D’une culture familiale éparse à une stratégie nationale ambitieuse, le safran algérien change de dimension. Entre recherche scientifique de pointe et potentiel d’exportation massif, la filière « Safran DZ » se donne les moyens de conquérir les marchés internationaux.
Longtemps restée confinée au jardinage domestique et à de petites exploitations artisanales, la culture du safran en Algérie vit aujourd’hui un tournant décisif. Sous l’impulsion des ministères de l’Enseignement supérieur et de l’Agriculture, une véritable architecture industrielle et scientifique se déploie pour transformer cette épice rare en un levier de croissance économique.
Lancée officiellement à l’École nationale supérieure agronomique (ENSA), la stratégie nationale « Safran DZ » vise à briser l’isolement des producteurs. Pour le professeur Fatma Halouane, de la Direction générale de la recherche scientifique et du développement technologique (DGRSDT), l’enjeu est d’ intégrer les agriculteurs dans un cadre institutionnel où l’innovation et l’entrepreneuriat marchent de pair avec le travail de la terre.

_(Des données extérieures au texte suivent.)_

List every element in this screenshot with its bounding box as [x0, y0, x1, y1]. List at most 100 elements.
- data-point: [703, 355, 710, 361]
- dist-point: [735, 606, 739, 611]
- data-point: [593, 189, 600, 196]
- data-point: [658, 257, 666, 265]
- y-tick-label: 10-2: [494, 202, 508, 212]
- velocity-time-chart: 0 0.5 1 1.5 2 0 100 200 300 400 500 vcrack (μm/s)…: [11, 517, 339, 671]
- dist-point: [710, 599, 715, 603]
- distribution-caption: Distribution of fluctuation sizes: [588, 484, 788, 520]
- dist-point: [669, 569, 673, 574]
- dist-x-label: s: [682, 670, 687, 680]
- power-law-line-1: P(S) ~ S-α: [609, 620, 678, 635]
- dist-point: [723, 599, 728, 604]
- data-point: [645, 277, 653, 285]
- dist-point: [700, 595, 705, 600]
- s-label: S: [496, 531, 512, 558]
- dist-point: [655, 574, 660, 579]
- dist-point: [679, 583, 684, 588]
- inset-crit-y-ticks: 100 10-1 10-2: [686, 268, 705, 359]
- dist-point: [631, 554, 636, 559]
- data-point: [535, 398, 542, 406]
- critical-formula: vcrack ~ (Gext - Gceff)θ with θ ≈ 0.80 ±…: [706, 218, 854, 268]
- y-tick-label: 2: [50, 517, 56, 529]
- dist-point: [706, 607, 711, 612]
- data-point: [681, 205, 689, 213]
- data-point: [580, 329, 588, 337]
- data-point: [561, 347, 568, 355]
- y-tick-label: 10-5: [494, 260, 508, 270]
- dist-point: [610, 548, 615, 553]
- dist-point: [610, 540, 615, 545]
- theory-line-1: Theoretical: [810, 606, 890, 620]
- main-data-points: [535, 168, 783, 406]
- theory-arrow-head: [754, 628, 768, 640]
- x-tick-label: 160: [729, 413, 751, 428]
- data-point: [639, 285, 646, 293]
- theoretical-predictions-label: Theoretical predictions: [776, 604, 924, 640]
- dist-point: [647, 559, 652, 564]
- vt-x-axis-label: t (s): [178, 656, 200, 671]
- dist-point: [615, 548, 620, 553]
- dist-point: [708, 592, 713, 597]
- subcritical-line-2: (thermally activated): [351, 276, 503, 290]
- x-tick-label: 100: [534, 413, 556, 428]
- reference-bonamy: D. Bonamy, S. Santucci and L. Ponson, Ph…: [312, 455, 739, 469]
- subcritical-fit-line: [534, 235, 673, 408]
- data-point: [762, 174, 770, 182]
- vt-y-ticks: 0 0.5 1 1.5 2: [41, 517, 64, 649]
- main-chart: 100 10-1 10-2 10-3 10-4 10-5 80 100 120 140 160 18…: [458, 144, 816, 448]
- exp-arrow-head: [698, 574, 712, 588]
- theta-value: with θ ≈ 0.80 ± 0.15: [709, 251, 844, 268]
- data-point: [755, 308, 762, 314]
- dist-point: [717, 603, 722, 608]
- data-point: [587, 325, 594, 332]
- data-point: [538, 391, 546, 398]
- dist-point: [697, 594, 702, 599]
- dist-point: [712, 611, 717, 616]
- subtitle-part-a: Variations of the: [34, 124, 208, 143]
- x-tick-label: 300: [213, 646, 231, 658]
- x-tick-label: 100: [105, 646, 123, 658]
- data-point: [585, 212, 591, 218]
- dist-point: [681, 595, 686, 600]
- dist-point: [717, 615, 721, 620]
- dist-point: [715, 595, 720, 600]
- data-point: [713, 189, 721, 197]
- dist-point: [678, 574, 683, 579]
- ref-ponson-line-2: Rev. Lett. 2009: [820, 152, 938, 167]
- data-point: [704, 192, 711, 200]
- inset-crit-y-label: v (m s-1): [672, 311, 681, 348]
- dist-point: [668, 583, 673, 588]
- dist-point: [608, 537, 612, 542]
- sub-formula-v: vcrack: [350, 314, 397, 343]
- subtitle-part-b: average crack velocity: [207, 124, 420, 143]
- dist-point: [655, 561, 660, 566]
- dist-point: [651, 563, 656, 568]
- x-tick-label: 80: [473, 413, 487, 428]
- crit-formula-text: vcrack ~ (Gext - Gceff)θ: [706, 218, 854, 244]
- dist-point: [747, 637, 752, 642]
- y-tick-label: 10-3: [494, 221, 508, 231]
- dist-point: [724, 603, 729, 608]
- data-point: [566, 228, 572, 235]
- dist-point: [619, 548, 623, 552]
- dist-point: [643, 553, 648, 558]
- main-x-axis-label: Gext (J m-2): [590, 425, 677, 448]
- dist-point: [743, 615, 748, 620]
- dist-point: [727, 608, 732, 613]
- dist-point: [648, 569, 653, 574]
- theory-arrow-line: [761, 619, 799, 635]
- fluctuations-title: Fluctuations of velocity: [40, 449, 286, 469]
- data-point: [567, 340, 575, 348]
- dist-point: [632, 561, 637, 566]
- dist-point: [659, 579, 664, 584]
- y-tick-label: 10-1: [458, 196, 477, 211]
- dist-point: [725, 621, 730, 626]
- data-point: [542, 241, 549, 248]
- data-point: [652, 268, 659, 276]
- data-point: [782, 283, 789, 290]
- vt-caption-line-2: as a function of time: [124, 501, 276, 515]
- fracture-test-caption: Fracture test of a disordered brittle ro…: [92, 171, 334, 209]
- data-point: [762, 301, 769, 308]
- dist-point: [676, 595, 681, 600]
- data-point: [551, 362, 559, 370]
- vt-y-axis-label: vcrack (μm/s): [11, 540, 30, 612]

Trois stations pilotes — situées à Alger, Constantine et Ghardaïa — servent désormais de laboratoires à ciel ouvert pour optimiser chaque étape, de la mise en terre du bulbe jusqu’à l’émondage des précieux stigmates.
« La cueillette a dépassé nos prévisions »
Sur le terrain, l’enthousiasme est palpable. À l’ENSA, les premiers bilans de récolte sont éloquents. « La cueillette a dépassé nos prévisions », se réjouit Sihem Tellah, cheffe du projet national. Avec une moyenne de 1 700 fleurs récoltées quotidiennement sur dix jours, la productivité des bulbes algériens confirme un potentiel de rendement oscillant entre 2 et 7 kg par hectare selon les régions.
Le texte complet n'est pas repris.